En definitiva, se evidencia la gran sinergia existente entre la agroeconomía y la bioeconomía y, en concreto la oportunidad de las instalaciones agroindustriales para iniciar una actividad como productores de biocombustibles sólidos a partir de recursos de la zona.

El proyecto ha detectado dicha oportunidad y ha querido impulsar iniciativas en esa línea, manteniendo varias premisas como fundamentales:

(1) En ningún caso se ha buscado desplazar la actividad principal de la agroindustria, que es generar un producto alimentario;

(2) se ha buscado la mejor fórmula para aprovechar las instalaciones existentes reduciendo la inversión necesaria;

(3) se ha planteado la nueva actividad descartando los recursos de biomasa que ya poseen otros usos en la zona (por ejemplo, la alimentación animal o el aporte orgánico al suelo).

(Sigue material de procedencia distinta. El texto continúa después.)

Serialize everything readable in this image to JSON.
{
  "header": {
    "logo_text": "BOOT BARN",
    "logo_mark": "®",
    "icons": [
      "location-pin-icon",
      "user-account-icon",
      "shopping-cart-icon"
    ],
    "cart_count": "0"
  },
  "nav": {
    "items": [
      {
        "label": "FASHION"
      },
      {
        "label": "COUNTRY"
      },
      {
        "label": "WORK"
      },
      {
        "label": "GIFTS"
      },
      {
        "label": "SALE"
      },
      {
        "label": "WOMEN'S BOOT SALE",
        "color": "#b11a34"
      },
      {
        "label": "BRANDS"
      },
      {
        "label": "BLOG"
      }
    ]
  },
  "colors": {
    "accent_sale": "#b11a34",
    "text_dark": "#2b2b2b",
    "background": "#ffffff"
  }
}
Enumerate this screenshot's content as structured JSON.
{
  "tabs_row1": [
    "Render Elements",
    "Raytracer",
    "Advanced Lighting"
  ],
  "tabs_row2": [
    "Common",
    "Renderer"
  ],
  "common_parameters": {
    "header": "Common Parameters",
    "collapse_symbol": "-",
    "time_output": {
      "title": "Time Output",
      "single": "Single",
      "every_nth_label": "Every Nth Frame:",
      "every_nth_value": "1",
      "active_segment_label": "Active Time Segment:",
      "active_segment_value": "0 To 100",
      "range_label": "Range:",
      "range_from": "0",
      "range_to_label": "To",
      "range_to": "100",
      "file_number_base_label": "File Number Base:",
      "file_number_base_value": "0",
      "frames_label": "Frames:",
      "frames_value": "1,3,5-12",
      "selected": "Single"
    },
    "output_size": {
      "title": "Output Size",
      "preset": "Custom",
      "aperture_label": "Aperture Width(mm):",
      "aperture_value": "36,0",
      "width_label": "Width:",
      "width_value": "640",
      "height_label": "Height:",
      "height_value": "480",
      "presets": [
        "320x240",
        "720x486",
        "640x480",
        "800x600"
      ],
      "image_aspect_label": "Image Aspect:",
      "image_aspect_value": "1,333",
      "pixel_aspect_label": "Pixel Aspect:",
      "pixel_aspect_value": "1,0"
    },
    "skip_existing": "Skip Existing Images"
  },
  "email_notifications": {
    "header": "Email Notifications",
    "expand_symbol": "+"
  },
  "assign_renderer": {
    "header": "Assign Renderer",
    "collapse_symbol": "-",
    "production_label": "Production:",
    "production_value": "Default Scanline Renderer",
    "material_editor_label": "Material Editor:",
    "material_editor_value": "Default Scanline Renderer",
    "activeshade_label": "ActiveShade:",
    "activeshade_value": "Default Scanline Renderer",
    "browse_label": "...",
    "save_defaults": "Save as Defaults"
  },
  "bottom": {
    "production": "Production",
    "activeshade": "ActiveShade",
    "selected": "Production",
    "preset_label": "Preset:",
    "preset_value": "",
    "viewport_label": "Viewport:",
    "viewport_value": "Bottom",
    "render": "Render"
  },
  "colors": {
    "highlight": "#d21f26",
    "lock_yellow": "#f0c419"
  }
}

Para ello, el proyecto ha realizado una serie de acciones agrupadas en dos líneas complementarias:

    • Proporcionando soporte técnico y ayudando en la toma decisiones a las industrias agroalimentarias dispuestas a iniciarse como centros logísticos de biocombustibles sólidos. La interacción con agentes locales (ESCOs, empresas de servicios agrícolas, instaladores de calderas, entidades gubernamentales, etc.) para el planteamiento de esa nueva línea de actuación ha sido una actividad fundamental del SUCELLOG.
    • Formando a las asociaciones agrarias (nacionales y regionales) socias del proyecto para que sean capaces de proporcionar servicios de asesoría técnica en biomasa a sus asociados, para así facilitar la replicación de este modelo una vez concluya el proyecto SUCELLOG.

Participantes en SUCELLOG

El concepto SUCELLOG ha sido desarrollado en España, por la Asociación Nacional de Cooperativas Agroalimentarias (socio del proyecto) con el apoyo de CIRCE, en 5 regiones: Aragón, Castilla y León, Cataluña, Extremadura y Galicia.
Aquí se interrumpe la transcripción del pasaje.